Interessante l’analisi fatta da Tommaso Cerno, direttore de “Il Giornale”, sulla posizione di Elly Schlein riguardo il Ponte sullo Stretto, la questione Niscemi e il suo operato da assessore all’ambiente e vicepresidente dell’Emilia-Romagna. “Ho sentito dire a Elly Schlein che, per la tragedia di Niscemi, il problema sarebbero i fondi del Ponte sullo Stretto, quando di Niscemi in Italia ce ne sono centinaia, mentre di Ponti sullo Stretto non ce n’è neanche uno e dovrebbero essercene, da decenni“, ha dichiarato Cerno in un video social.
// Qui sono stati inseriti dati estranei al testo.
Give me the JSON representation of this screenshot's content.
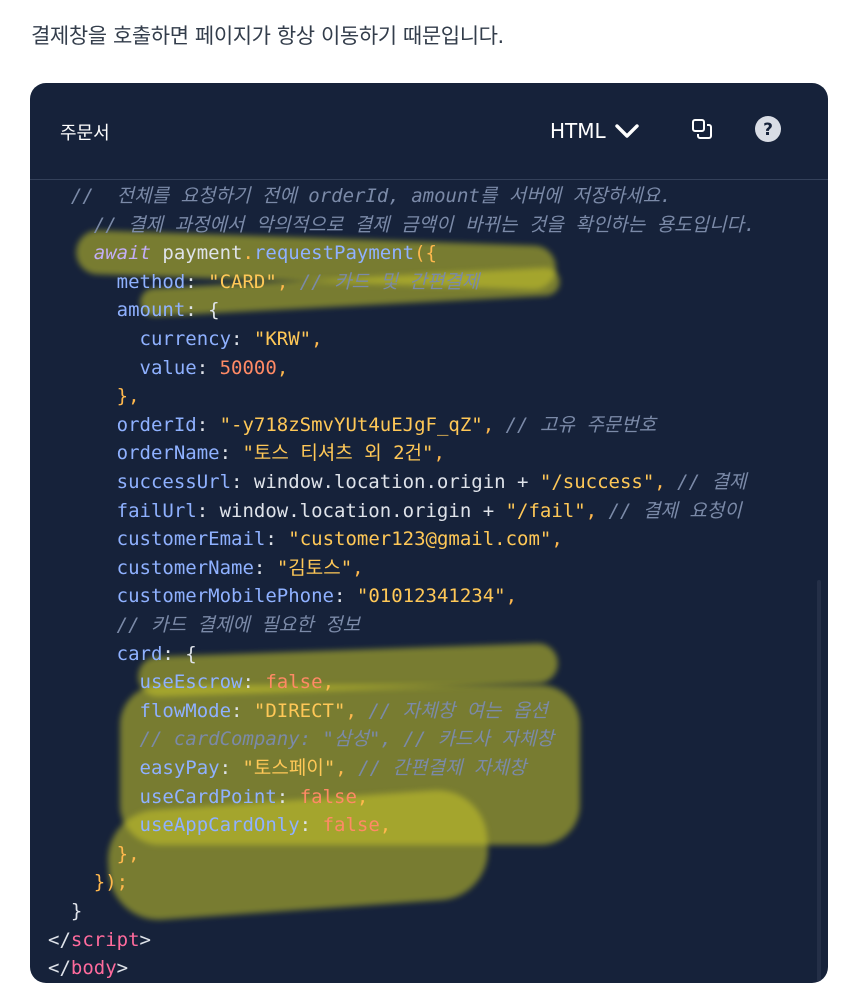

“Soprattutto, pronunciato dal segretario del PD, quelli della TAV, che oggi sono diventati no TAV perché stanno in ginocchio davanti ad Askatasuna, i centri sociali, gli islamisti, quegli arabi che scrivono al contrario, come ormai loro predicano al contrario di come hanno governato. – incalza Cerno – Sentire Elly Schlein, assessore all’ambiente vicepresidente dell’Emilia Romagna, che ha connotato il suo mandato, oltre che per averlo interrotto e correre a fare il segretario del PD, per avere dovuto restituire fondi all’Unione Europea per opere mai fatte, per avere lasciato lavori indietro di decenni e per lasciarci l’Emilia Romagna nella condizione in cui versa, dove appena piove qualche paese va sott’acqua, i fiumi esondano e i lavori sono indietro di decenni, è davvero mostrare che oggi il PD e il suo prontuario di espressioni fighe per fare campagna elettorale hanno solo un problema, che non è Niscemi, non è l’abusivismo, non è il territorio da mettere a posto e non sono i fondi del PNRR, è Giorgia Meloni, l’unica ossessione che hanno“.
“Niscemi rischia di scivolare in un cratere che è il simbolo della peggiore Italia degli ultimi 50 anni, la sinistra rischia di scivolare in un cratere di retorica che è il simbolo che qualcosa sta per venire dopo il PD, perché il leader di un partito che ha governato in questo paese per i tre quarti del tempo nella Seconda Repubblica non può accusare un Ponte ancora neanche cominciato di quello che invece è colpa di decenni di cultura politica di abbandono dei territori e delle regole“, ha concluso Cerno.